Pub Date: June 9th, 2006
ISBN: 0-8021-1826-7
Publisher: Grove

Everybody loves a winner. Lose your throne to the combined armies of Europe, though, and it’s a different story.

Prix Goncourt winner Rambaud continues his epic study of Napoleon Bonaparte (The Battle, 2000; The Retreat, 2004) with the events of 1814, which find the world conqueror in dire straits. To the south stands Wellington’s army, “swollen by elite Spanish and Portuguese troops”; to the east and north are Russians, Swedes, Poles, Austrians, Prussians and Netherlanders, all mightily ticked off; back in Paris, the monarchists are dusting off their fleurs-de-lis, even though, as one provocateur admits, “Everyone has forgotten the Bourbons.” There are some rotten apples lurking in the Tuileries, such as Talleyrand (“prince of intrigue”), but Napoleon is the big prize. Rambaud draws sharply detailed portraits of the actors in his well-paced historical drama, which attains moments worthy of Hugo, as when a crowd of boulevardiers and solid citizens gathers to greet the allies: “We’ve been waiting so long for this liberation,” says an excited young noblewoman, which earns the rebuke, “Of course we have, Zoe, but a countess doesn’t hop up and down.” Finally caught, Napoleon is hustled off to a presumptively shameful exile off the Italian coast, where he stuffs himself with chicken dumplings and wine and plans great things, mostly in the nature of remodeling the house (“Ah, Pons!” he exclaims. “See how busy my mind is, spending money that I haven’t got”). The Bonaparte who emerges from Rambaud’s pages is a likable fellow, fond of practical jokes.
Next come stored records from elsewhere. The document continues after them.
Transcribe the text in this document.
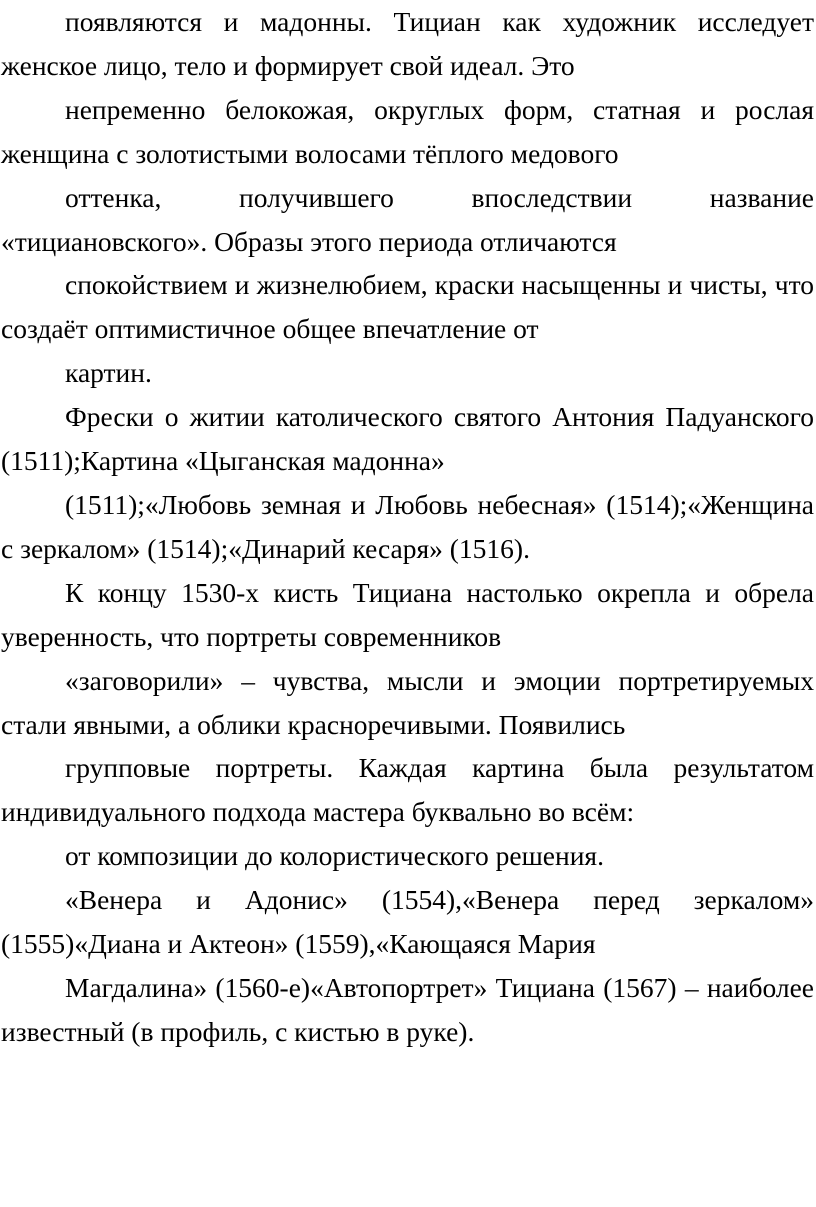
появляются и мадонны. Тициан как художник исследует женское лицо, тело и формирует свой идеал. Это

непременно белокожая, округлых форм, статная и рослая женщина с золотистыми волосами тёплого медового

оттенка, получившего впоследствии название «тициановского». Образы этого периода отличаются

спокойствием и жизнелюбием, краски насыщенны и чисты, что создаёт оптимистичное общее впечатление от

картин.

Фрески о житии католического святого Антония Падуанского (1511);Картина «Цыганская мадонна»

(1511);«Любовь земная и Любовь небесная» (1514);«Женщина с зеркалом» (1514);«Динарий кесаря» (1516).

К концу 1530-х кисть Тициана настолько окрепла и обрела уверенность, что портреты современников

«заговорили» – чувства, мысли и эмоции портретируемых стали явными, а облики красноречивыми. Появились

групповые портреты. Каждая картина была результатом индивидуального подхода мастера буквально во всём:

от композиции до колористического решения.

«Венера и Адонис» (1554),«Венера перед зеркалом» (1555)«Диана и Актеон» (1559),«Кающаяся Мария

Магдалина» (1560-е)«Автопортрет» Тициана (1567) – наиболее известный (в профиль, с кистью в руке).
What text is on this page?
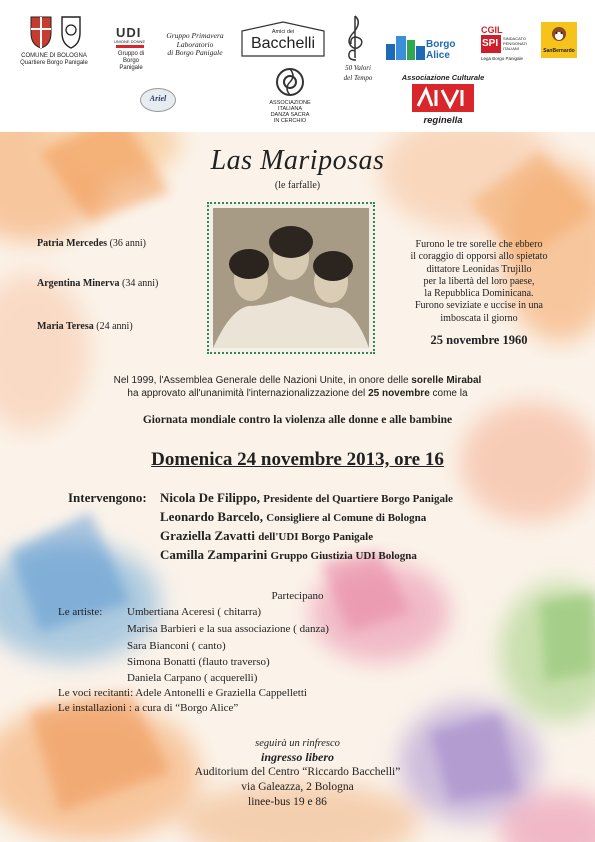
COMUNE DI BOLOGNA
Quartiere Borgo Panigale
UDI
UNIONE DONNE
Gruppo di
Borgo Panigale
Gruppo Primavera
Laboratorio
di Borgo Panigale
Ariel
Amici dei
Bacchelli
ASSOCIAZIONE
ITALIANA
DANZA SACRA
IN CERCHIO
50 Valori
del Tempo
Borgo Alice
CGIL
SPI SINDACATO
PENSIONATI
ITALIANI
Lega Borgo Panigale
SanBernardo
Associazione Culturale
reginella
Las Mariposas
(le farfalle)
Patria Mercedes (36 anni)
Argentina Minerva (34 anni)
Maria Teresa (24 anni)
Furono le tre sorelle che ebbero
il coraggio di opporsi allo spietato
dittatore Leonidas Trujillo
per la libertà del loro paese,
la Repubblica Dominicana.
Furono seviziate e uccise in una
imboscata il giorno
25 novembre 1960
Nel 1999, l'Assemblea Generale delle Nazioni Unite, in onore delle sorelle Mirabal
ha approvato all'unanimità l'internazionalizzazione del 25 novembre come la
Giornata mondiale contro la violenza alle donne e alle bambine
Domenica 24 novembre 2013, ore 16
Intervengono: Nicola De Filippo, Presidente del Quartiere Borgo Panigale
Leonardo Barcelo, Consigliere al Comune di Bologna
Graziella Zavatti dell'UDI Borgo Panigale
Camilla Zamparini Gruppo Giustizia UDI Bologna
Partecipano
Le artiste: Umbertiana Aceresi ( chitarra)
Marisa Barbieri e la sua associazione ( danza)
Sara Bianconi ( canto)
Simona Bonatti (flauto traverso)
Daniela Carpano ( acquerelli)
Le voci recitanti: Adele Antonelli e Graziella Cappelletti
Le installazioni : a cura di “Borgo Alice”
seguirà un rinfresco
ingresso libero
Auditorium del Centro “Riccardo Bacchelli”
via Galeazza, 2 Bologna
linee-bus 19 e 86
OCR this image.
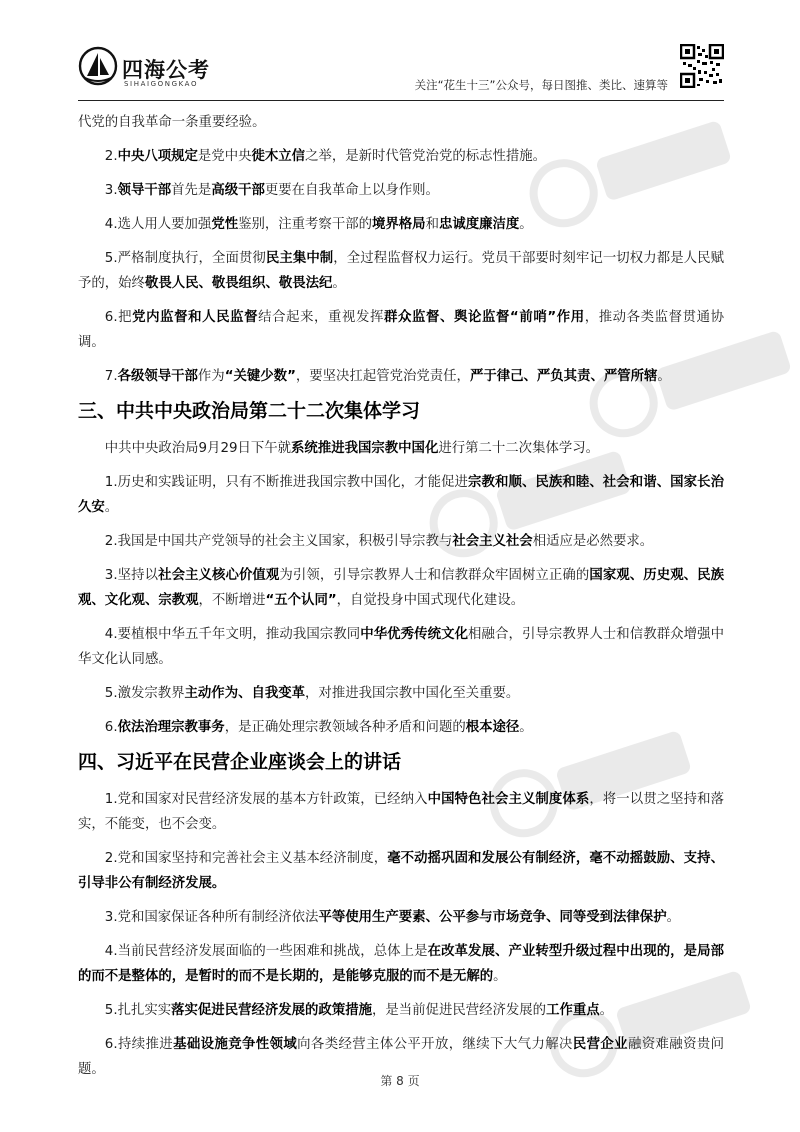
四海公考
SIHAIGONGKAO	关注“花生十三”公众号，每日图推、类比、速算等

代党的自我革命一条重要经验。

2.中央八项规定是党中央徙木立信之举，是新时代管党治党的标志性措施。

3.领导干部首先是高级干部更要在自我革命上以身作则。

4.选人用人要加强党性鉴别，注重考察干部的境界格局和忠诚度廉洁度。

5.严格制度执行，全面贯彻民主集中制，全过程监督权力运行。党员干部要时刻牢记一切权力都是人民赋予的，始终敬畏人民、敬畏组织、敬畏法纪。

6.把党内监督和人民监督结合起来，重视发挥群众监督、舆论监督“前哨”作用，推动各类监督贯通协调。

7.各级领导干部作为“关键少数”，要坚决扛起管党治党责任，严于律己、严负其责、严管所辖。

三、中共中央政治局第二十二次集体学习

中共中央政治局9月29日下午就系统推进我国宗教中国化进行第二十二次集体学习。

1.历史和实践证明，只有不断推进我国宗教中国化，才能促进宗教和顺、民族和睦、社会和谐、国家长治久安。

2.我国是中国共产党领导的社会主义国家，积极引导宗教与社会主义社会相适应是必然要求。

3.坚持以社会主义核心价值观为引领，引导宗教界人士和信教群众牢固树立正确的国家观、历史观、民族观、文化观、宗教观，不断增进“五个认同”，自觉投身中国式现代化建设。

4.要植根中华五千年文明，推动我国宗教同中华优秀传统文化相融合，引导宗教界人士和信教群众增强中华文化认同感。

5.激发宗教界主动作为、自我变革，对推进我国宗教中国化至关重要。

6.依法治理宗教事务，是正确处理宗教领域各种矛盾和问题的根本途径。

四、习近平在民营企业座谈会上的讲话

1.党和国家对民营经济发展的基本方针政策，已经纳入中国特色社会主义制度体系，将一以贯之坚持和落实，不能变，也不会变。

2.党和国家坚持和完善社会主义基本经济制度，毫不动摇巩固和发展公有制经济，毫不动摇鼓励、支持、引导非公有制经济发展。

3.党和国家保证各种所有制经济依法平等使用生产要素、公平参与市场竞争、同等受到法律保护。

4.当前民营经济发展面临的一些困难和挑战，总体上是在改革发展、产业转型升级过程中出现的，是局部的而不是整体的，是暂时的而不是长期的，是能够克服的而不是无解的。

5.扎扎实实落实促进民营经济发展的政策措施，是当前促进民营经济发展的工作重点。

6.持续推进基础设施竞争性领域向各类经营主体公平开放，继续下大气力解决民营企业融资难融资贵问题。

第 8 页
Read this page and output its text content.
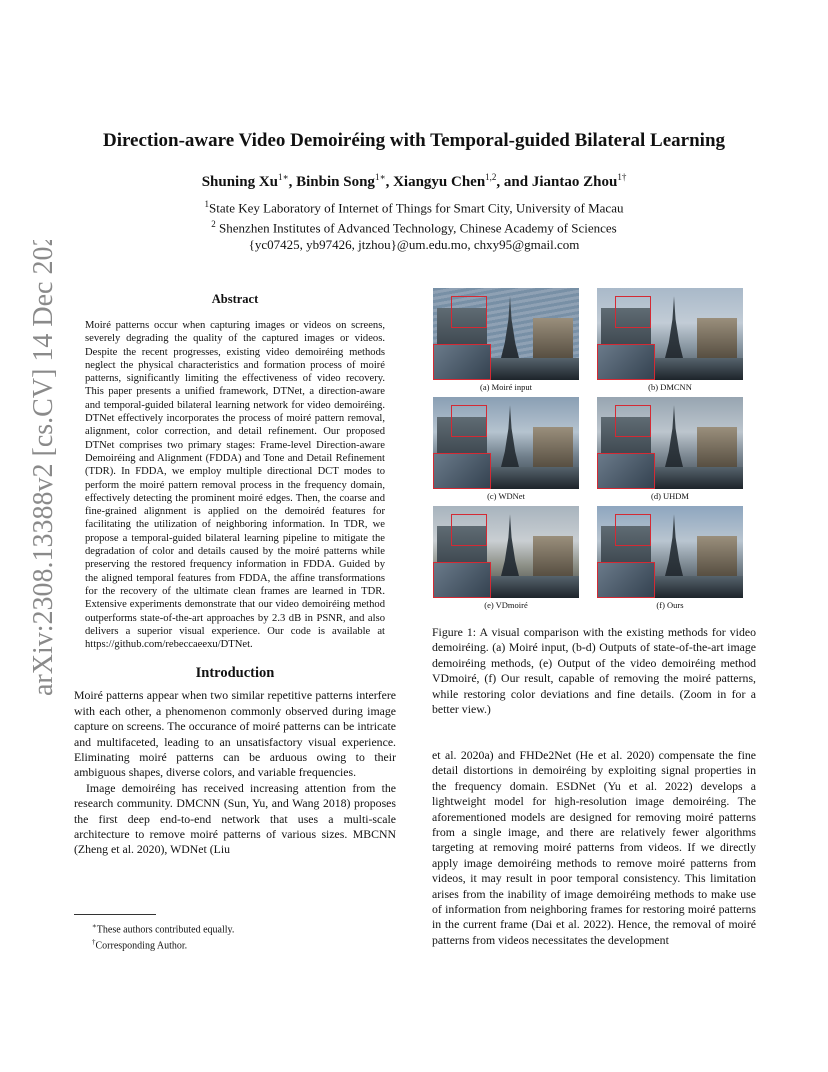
arXiv:2308.13388v2 [cs.CV] 14 Dec 2023
Direction-aware Video Demoiréing with Temporal-guided Bilateral Learning
Shuning $Xu^{1∗}$, Binbin Song$^{1∗}$, Xiangyu Chen$^{1,2}$, and Jiantao Zhou$^{1\dagger}$
$^1$State Key Laboratory of Internet of Things for Smart City, University of Macau
$^2$ Shenzhen Institutes of Advanced Technology, Chinese Academy of Sciences
{yc07425, yb97426, jtzhou}@um.edu.mo, chxy95@gmail.com
Abstract

Moiré patterns occur when capturing images or videos on screens, severely degrading the quality of the captured images or videos. Despite the recent progresses, existing video demoiréing methods neglect the physical characteristics and formation process of moiré patterns, significantly limiting the effectiveness of video recovery. This paper presents a unified framework, DTNet, a direction-aware and temporal-guided bilateral learning network for video demoiréing. DTNet effectively incorporates the process of moiré pattern removal, alignment, color correction, and detail refinement. Our proposed DTNet comprises two primary stages: Frame-level Direction-aware Demoiréing and Alignment (FDDA) and Tone and Detail Refinement (TDR). In FDDA, we employ multiple directional DCT modes to perform the moiré pattern removal process in the frequency domain, effectively detecting the prominent moiré edges. Then, the coarse and fine-grained alignment is applied on the demoiréd features for facilitating the utilization of neighboring information. In TDR, we propose a temporal-guided bilateral learning pipeline to mitigate the degradation of color and details caused by the moiré patterns while preserving the restored frequency information in FDDA. Guided by the aligned temporal features from FDDA, the affine transformations for the recovery of the ultimate clean frames are learned in TDR. Extensive experiments demonstrate that our video demoiréing method outperforms state-of-the-art approaches by 2.3 dB in PSNR, and also delivers a superior visual experience. Our code is available at https://github.com/rebeccaeexu/DTNet.

Introduction

Moiré patterns appear when two similar repetitive patterns interfere with each other, a phenomenon commonly observed during image capture on screens. The occurance of moiré patterns can be intricate and multifaceted, leading to an unsatisfactory visual experience. Eliminating moiré patterns can be arduous owing to their ambiguous shapes, diverse colors, and variable frequencies.

Image demoiréing has received increasing attention from the research community. DMCNN (Sun, Yu, and Wang 2018) proposes the first deep end-to-end network that uses a multi-scale architecture to remove moiré patterns of various sizes. MBCNN (Zheng et al. 2020), WDNet (Liu

∗These authors contributed equally.
†Corresponding Author.
(a) Moiré input	(b) DMCNN
(c) WDNet	(d) UHDM
(e) VDmoiré	(f) Ours

Figure 1: A visual comparison with the existing methods for video demoiréing. (a) Moiré input, (b-d) Outputs of state-of-the-art image demoiréing methods, (e) Output of the video demoiréing method VDmoiré, (f) Our result, capable of removing the moiré patterns, while restoring color deviations and fine details. (Zoom in for a better view.)

et al. 2020a) and FHDe2Net (He et al. 2020) compensate the fine detail distortions in demoiréing by exploiting signal properties in the frequency domain. ESDNet (Yu et al. 2022) develops a lightweight model for high-resolution image demoiréing. The aforementioned models are designed for removing moiré patterns from a single image, and there are relatively fewer algorithms targeting at removing moiré patterns from videos. If we directly apply image demoiréing methods to remove moiré patterns from videos, it may result in poor temporal consistency. This limitation arises from the inability of image demoiréing methods to make use of information from neighboring frames for restoring moiré patterns in the current frame (Dai et al. 2022). Hence, the removal of moiré patterns from videos necessitates the development
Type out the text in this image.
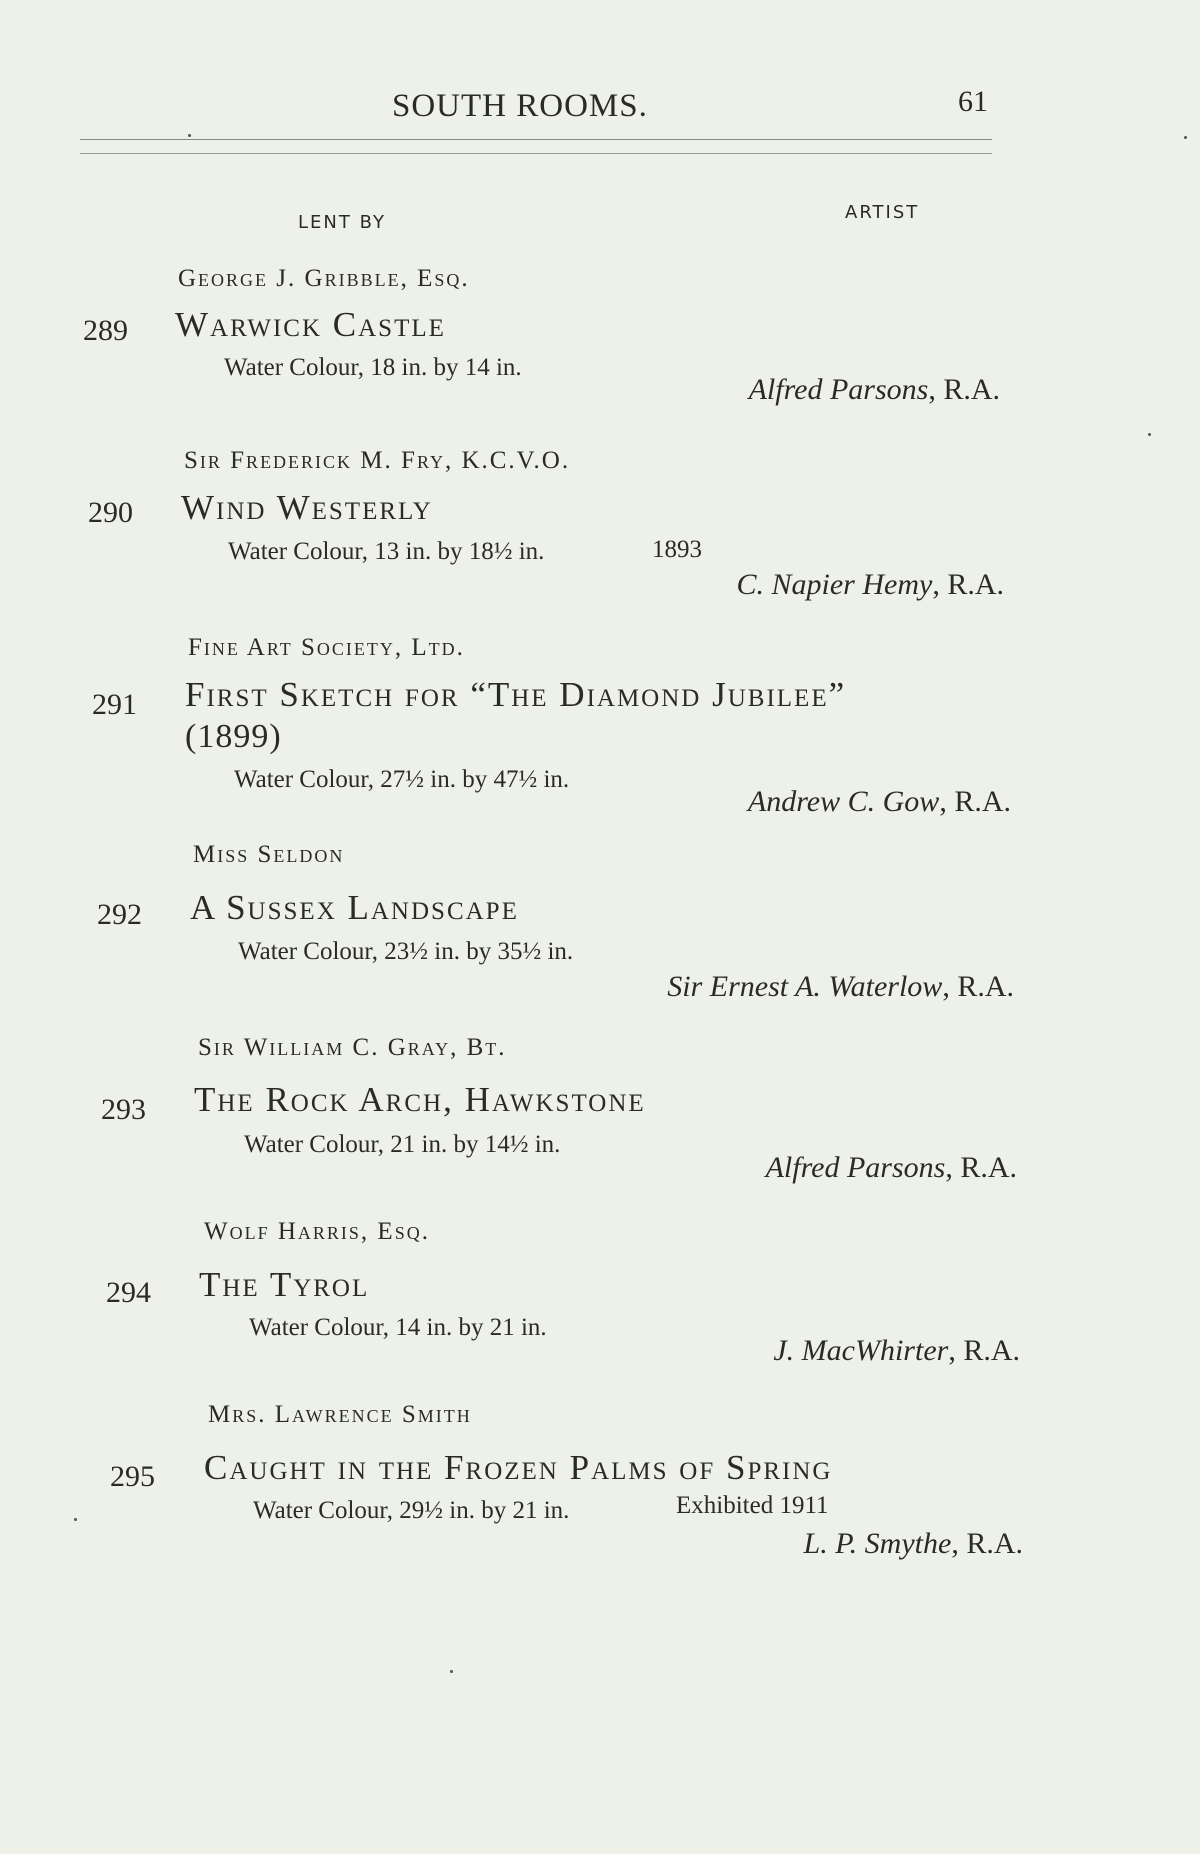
SOUTH ROOMS.	61
LENT BY	ARTIST
George J. Gribble, Esq.
289 Warwick Castle
Water Colour, 18 in. by 14 in.
Alfred Parsons, R.A.
Sir Frederick M. Fry, K.C.V.O.
290 Wind Westerly
Water Colour, 13 in. by 18½ in.	1893
C. Napier Hemy, R.A.
Fine Art Society, Ltd.
291 First Sketch for “The Diamond Jubilee”
(1899)
Water Colour, 27½ in. by 47½ in.
Andrew C. Gow, R.A.
Miss Seldon
292 A Sussex Landscape
Water Colour, 23½ in. by 35½ in.
Sir Ernest A. Waterlow, R.A.
Sir William C. Gray, Bt.
293 The Rock Arch, Hawkstone
Water Colour, 21 in. by 14½ in.
Alfred Parsons, R.A.
Wolf Harris, Esq.
294 The Tyrol
Water Colour, 14 in. by 21 in.
J. MacWhirter, R.A.
Mrs. Lawrence Smith
295 Caught in the Frozen Palms of Spring
Water Colour, 29½ in. by 21 in.	Exhibited 1911
L. P. Smythe, R.A.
But he’s too driven to stay put, and in no time, he’s organized agricultural reforms (so that the island of Elba no longer has to import wheat), recruited an army and worked his way back to the mainland to do his special mischief—a matter, we imagine, that Rambaud will take up in his next book.

Lively, true to history and a pleasure for period buffs.